MHP’nin bugün de başkanı olan iktidar ortağı, göz göre göre koalisyondan çok kritik bir noktada ayrılmış, Ecevit hükümetini fiilen düşürmüş. Üstüne çok çıplak Amerika’nın yinelenen taze Ortadoğu planları, BOP projeleri eklemlenmiş. Apaçık Güneydoğu Anadolu topraklarımızın üzerinde yeni ABD üsleri düşlenip yerleri bile ayrılmış. Yetmemiş İncirlik benzeri üstler düşü içinde, Irak işgali yalanları, gerekçeleri bir yana, askerlerin yerleştirilmesinin garantisi alınmış olarak, topraklarımıza askerleri bile indirilmiş... Yakın tarih üzerinden yinelemelerle zamanınızı almadan kamuoyu için o zaman sürpriz, Erdoğan liderliğinden Milli Görüş’ten keskin kopuşla Fethullah Gülen ittifakını anımsatmakla yetinelim.

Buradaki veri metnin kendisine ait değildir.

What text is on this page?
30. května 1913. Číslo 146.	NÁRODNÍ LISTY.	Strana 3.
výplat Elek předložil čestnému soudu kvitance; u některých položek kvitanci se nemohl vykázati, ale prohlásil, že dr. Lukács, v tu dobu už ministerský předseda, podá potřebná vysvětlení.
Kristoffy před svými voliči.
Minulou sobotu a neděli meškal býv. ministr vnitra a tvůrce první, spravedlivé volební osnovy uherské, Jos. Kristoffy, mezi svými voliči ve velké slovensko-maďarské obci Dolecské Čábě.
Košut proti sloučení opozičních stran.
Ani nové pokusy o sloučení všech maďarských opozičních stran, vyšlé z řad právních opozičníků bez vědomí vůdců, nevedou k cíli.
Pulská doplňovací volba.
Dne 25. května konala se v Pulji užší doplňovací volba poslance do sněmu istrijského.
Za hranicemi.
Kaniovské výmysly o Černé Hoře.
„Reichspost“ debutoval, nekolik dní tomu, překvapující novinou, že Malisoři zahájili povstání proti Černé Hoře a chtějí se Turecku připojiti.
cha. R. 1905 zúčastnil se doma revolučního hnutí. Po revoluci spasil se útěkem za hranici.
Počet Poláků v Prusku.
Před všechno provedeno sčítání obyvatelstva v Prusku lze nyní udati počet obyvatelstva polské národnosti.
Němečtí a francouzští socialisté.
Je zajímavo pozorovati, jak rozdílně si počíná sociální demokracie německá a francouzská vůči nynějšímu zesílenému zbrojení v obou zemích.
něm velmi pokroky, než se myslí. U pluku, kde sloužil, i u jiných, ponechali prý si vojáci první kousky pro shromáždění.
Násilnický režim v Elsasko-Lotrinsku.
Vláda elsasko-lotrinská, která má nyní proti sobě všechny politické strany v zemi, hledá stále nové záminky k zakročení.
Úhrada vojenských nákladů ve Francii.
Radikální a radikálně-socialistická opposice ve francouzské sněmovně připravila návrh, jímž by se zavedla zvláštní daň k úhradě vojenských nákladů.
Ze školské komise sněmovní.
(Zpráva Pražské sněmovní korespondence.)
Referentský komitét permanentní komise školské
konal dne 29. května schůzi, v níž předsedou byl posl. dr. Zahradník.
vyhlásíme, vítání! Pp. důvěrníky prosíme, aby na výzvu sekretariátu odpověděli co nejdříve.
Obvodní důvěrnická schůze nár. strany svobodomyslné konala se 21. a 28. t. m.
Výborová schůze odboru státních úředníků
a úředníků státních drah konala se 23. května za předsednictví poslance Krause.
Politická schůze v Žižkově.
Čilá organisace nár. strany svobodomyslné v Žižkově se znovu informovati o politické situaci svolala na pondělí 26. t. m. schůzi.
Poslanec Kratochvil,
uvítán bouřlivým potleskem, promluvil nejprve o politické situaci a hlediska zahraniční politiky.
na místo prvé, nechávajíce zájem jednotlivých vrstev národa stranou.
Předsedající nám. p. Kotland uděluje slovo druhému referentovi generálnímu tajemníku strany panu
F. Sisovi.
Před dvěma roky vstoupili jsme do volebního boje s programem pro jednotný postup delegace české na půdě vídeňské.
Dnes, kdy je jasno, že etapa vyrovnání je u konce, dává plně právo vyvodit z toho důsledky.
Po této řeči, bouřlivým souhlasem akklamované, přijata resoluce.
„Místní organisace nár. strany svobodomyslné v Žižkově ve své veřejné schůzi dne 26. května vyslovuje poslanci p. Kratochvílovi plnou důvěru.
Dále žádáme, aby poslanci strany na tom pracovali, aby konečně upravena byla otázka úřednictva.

Günümüzde Amerika’nın Irak, Afganistan, çaktırmadan Suriye işgallerinin, Irak’ın kuzeyi üzerinden aşiretlere oturtulmuş oyunları, yalanlarından ortaya çıkmamışı yok ki. Afganistan’da kendi kurdurduğu Taliban ile sonrasında karşıtlık üzerinden yıllar süren operasyonlardan sonra ülkeyi tekrar Taliban’a terk etmesi de ortada. Erdoğanlı başkanlık rejiminin dünyadaki en ucube örneği ile Meclis’in varlığını silinmiş; kararnamelerle Saray, tek adam rejimi üzerinden yakınmaların bile anlamı kalmadı.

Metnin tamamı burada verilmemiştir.